Salí de las primeras del avión y corriendo me dirigí a las cintas correspondientes de donde saldría mi maleta. Estuve esperando más de media hora ya que de todos los equipajes que me pasaban por delante, ninguno era el mío.

Pregunté a un encargado de la zona si quedaban más maletas por salir del vuelo AI 544, pero me respondió que ya no había más. Así que me empezaba a concienciar que quizás mi aventura empezaría con una anécdota para contar, en la India y sin maleta.

Tramité el “Pir” para luego poder reclamar a la compañía en caso de que no la encontraran o se hubiera perdido definitivamente. A pesar de este tropiezo y mal comienzo, mi sonrisa no se borró en ningún momento, estaba empezando mi viaje y apunto de reencontrarme, así que nada ni nadie me quitaría esa felicidad que abundaba en mi.

Cuando salí por la puerta visualicé a todo el mundo intentando encontrar a un Vasco entre todos los hindús de la sala. Sabía que lo encontraría cambiado, pero no tanto como para no verlo.

Mi sorpresa fue cuando giré la cabeza y lo vi, estaba corriendo desde un punto de información hacia mí con cara de mucha preocupación. Parecía que estaba a punto de darle un jamacuco, y yo no entendía el porqué.
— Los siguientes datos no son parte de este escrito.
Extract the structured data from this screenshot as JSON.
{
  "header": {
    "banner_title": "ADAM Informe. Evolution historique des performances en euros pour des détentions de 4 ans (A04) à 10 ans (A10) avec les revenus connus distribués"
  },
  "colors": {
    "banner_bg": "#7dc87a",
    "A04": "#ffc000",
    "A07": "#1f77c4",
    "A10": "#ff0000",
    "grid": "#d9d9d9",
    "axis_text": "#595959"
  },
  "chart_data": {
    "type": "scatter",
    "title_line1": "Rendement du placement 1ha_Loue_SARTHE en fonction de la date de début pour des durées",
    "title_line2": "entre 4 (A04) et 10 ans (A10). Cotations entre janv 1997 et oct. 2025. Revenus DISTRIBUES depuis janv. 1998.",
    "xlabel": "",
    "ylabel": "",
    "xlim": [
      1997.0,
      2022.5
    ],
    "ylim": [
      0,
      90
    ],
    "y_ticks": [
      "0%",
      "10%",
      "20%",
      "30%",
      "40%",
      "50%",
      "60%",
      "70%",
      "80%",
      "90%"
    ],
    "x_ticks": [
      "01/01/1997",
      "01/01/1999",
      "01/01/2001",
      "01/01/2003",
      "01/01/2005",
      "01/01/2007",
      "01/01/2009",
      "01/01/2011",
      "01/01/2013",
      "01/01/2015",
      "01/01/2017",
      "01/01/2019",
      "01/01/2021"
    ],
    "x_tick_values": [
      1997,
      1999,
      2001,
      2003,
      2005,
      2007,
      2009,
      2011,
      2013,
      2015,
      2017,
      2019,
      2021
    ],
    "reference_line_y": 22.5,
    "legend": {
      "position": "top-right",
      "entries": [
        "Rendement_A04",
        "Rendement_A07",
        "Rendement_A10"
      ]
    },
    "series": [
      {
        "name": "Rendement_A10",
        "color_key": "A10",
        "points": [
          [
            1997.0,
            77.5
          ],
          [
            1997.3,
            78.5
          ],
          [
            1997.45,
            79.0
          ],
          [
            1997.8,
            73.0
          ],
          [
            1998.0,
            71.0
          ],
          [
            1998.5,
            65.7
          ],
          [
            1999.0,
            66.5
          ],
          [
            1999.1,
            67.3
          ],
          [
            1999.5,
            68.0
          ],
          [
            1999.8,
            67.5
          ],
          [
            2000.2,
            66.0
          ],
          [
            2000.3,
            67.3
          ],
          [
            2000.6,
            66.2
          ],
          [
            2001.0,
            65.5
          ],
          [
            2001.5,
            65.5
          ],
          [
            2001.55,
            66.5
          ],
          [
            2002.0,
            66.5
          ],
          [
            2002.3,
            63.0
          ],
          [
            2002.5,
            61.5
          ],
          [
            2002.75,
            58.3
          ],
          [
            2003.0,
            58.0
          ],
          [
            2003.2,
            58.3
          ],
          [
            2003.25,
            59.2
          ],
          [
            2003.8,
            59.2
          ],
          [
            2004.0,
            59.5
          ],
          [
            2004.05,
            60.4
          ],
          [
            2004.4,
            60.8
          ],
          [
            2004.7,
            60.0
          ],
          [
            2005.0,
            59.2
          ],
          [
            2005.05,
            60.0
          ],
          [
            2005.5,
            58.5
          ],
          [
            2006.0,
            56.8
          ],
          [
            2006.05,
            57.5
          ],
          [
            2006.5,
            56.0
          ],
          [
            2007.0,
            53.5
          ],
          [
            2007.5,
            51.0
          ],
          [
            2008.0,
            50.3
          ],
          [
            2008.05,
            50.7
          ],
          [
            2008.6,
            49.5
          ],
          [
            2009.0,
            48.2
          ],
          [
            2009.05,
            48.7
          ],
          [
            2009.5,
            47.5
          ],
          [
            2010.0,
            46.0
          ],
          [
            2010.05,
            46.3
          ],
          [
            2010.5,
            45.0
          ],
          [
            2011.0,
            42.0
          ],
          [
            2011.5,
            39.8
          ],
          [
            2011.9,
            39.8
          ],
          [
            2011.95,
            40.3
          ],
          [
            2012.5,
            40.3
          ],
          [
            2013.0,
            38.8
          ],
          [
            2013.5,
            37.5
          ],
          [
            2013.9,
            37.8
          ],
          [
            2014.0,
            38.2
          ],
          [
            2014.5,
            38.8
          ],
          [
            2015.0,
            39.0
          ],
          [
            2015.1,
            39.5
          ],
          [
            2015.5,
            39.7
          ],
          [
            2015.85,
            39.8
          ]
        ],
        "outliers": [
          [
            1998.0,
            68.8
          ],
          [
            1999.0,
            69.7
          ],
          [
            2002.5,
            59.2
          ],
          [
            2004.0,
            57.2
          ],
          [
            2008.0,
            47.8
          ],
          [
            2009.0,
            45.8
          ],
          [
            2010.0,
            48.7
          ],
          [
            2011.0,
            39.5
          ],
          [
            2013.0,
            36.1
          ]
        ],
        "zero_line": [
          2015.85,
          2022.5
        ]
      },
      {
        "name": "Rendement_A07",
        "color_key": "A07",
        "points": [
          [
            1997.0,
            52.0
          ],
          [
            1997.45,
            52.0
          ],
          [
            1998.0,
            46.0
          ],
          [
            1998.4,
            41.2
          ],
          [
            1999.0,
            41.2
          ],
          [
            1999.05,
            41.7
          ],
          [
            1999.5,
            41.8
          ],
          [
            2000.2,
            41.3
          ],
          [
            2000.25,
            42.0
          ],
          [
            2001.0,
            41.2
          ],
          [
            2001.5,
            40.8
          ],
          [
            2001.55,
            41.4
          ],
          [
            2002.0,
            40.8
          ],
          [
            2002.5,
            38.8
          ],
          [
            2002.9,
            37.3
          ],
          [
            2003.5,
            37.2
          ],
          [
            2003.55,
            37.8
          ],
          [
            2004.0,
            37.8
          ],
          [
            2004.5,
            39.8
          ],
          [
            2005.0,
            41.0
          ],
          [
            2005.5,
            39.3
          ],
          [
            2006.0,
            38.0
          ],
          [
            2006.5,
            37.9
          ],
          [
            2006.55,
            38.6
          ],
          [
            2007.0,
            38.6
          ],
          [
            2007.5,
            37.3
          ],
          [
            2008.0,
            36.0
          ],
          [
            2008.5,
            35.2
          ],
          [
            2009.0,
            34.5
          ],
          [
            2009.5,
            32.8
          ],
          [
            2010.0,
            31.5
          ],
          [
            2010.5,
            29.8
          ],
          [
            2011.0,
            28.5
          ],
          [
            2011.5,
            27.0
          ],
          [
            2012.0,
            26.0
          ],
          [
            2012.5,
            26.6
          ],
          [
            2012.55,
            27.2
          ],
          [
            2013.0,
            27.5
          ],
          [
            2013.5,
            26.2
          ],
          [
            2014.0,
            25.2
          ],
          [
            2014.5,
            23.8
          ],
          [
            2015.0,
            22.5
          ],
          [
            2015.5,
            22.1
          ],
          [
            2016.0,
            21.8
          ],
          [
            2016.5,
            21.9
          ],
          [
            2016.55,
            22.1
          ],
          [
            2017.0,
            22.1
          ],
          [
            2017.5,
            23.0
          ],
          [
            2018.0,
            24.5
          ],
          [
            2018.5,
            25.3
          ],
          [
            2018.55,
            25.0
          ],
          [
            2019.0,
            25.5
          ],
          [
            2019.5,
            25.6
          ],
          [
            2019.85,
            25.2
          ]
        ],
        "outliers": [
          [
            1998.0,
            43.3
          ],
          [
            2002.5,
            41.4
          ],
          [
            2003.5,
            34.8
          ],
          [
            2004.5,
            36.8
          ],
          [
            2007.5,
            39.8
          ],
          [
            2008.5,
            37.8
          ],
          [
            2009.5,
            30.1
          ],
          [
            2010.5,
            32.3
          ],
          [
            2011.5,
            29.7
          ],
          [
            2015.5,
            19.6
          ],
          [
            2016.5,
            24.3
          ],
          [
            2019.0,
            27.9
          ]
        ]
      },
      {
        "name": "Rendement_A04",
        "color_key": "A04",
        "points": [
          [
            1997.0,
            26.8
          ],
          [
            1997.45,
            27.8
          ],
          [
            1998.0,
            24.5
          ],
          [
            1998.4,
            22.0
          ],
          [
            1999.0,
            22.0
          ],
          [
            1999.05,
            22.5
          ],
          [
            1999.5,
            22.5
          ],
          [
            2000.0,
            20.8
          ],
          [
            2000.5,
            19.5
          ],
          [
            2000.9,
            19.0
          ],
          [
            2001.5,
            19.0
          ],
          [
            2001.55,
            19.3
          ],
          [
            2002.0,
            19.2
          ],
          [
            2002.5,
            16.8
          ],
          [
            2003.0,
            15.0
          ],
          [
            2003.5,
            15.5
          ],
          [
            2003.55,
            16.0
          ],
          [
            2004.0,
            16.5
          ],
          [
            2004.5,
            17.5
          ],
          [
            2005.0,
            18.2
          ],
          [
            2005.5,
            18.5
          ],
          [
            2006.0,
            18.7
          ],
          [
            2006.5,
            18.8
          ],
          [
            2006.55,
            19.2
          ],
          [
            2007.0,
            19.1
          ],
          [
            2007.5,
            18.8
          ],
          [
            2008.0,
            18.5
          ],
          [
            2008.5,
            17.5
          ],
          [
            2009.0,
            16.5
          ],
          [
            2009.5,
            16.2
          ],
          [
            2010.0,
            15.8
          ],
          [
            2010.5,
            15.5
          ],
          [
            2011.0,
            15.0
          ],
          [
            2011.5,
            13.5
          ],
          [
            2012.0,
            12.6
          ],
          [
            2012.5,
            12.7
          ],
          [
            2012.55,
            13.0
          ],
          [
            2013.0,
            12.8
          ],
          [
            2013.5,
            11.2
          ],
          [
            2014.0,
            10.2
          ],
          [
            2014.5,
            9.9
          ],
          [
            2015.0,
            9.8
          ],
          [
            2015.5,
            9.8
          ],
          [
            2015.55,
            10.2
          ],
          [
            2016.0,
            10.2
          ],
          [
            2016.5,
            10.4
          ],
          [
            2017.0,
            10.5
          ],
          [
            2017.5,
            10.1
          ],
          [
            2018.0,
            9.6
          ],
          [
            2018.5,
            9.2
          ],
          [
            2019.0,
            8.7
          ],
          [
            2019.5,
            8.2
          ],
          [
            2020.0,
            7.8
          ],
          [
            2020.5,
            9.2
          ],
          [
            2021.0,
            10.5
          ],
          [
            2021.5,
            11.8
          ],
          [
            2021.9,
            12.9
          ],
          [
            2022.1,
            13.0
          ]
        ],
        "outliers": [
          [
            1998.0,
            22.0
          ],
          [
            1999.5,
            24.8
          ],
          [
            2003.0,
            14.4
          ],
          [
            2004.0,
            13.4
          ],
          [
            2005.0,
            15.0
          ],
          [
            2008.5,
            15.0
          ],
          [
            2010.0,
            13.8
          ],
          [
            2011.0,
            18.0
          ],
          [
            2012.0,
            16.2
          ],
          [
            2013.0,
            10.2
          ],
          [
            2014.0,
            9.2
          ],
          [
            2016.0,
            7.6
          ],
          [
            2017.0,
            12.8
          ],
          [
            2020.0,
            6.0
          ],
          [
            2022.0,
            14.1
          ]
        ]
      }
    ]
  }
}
Resulta que mis sms de ” ya he aterrizado” y ” me han perdido la maleta, estoy esperando” no le llegaron y cuando me enseñó la hora, desde mi aterrizaje habían pasado más de dos horas. Ahora entendía su cara, su preocupación y agobio.

Después de tranquilizarnos y reencontrarnos, nos dirigimos a la salida de la terminal para subirnos en un bus en dirección al centro de hyderabad donde teníamos nuestro hotel.

Mi primer transporte público que cogía tenía hasta su propio aire acondicionado, es decir, tenía los cristales de delante rotos y agrietados. Ahora me estaba dando cuenta donde estaba, debía empezar a cambiar el chip, y sinceramente me encantaba todo lo que veía. Desde buses rotos y destartalados, carreteras sin carriles, coches adelantando por cunetas, pitidos constantes ( es la segunda lengua oficial en la India) y motos con hasta 5 personas encima. La India es locura y totalmente diferente a cualquier cosa que podía haber visto antes.

Una vez en el hotel, después de asearme un poco nos fuimos a cenar a un restaurante que Sergio había oído hablar muy bien entre los locales. Allí probaría la comida típica y empezaría acostumbrarme.

Primero nos sirvieron todo tipo de salsas (todas picantes) y luego añadimos arroz y paneer masala (queso hindú con salsa Masala picante).

Empezamos a cenar entre risas, recordando el mal momento que le había hecho pasar (sin querer) y los años de vida que en tres horas le pude quitar.

En un momento dado, uno de los camareros se acercó con tres vasos con salsas pastosas dentro. Una de color negro llamó mi atención, y para no quedar mal delante de aquel presente, con una cuchara me puse en el plato.

Pensé que mezclado con arroz estaría más bueno, así que me metí toda la mezcla directamente en la boca mientras Sergio me observaba. Yo sonreía emocionada todo el tiempo mientras probaba entusiasmada aquella nueva salsa, hasta que de repente mi cara empezó a cambiar. Aquello sabía a ciruela avinagrada acompañada de trozos de guindilla que hacían que mis labios, garganta y la lengua se empezaran a anestesiar poco a poco. Disimulando con una servilleta tiré todo eso que hacía que de repente partes de mi cara se durmieran.

Invité a Sergio a que lo probara (para reírnos un rato los dos), pero después de ver la transformación de mi cara, se negó entre carcajadas.

Yo por otro lado, intentaba calmarme bebiéndome el agua hasta de los floreros. Los ojos me lloraban y la lengua me ardía. Así que después de ese primer contacto directo con el nivel “pro” de picante, nos tomamos un Chai Masala y nos fuimos a dormir.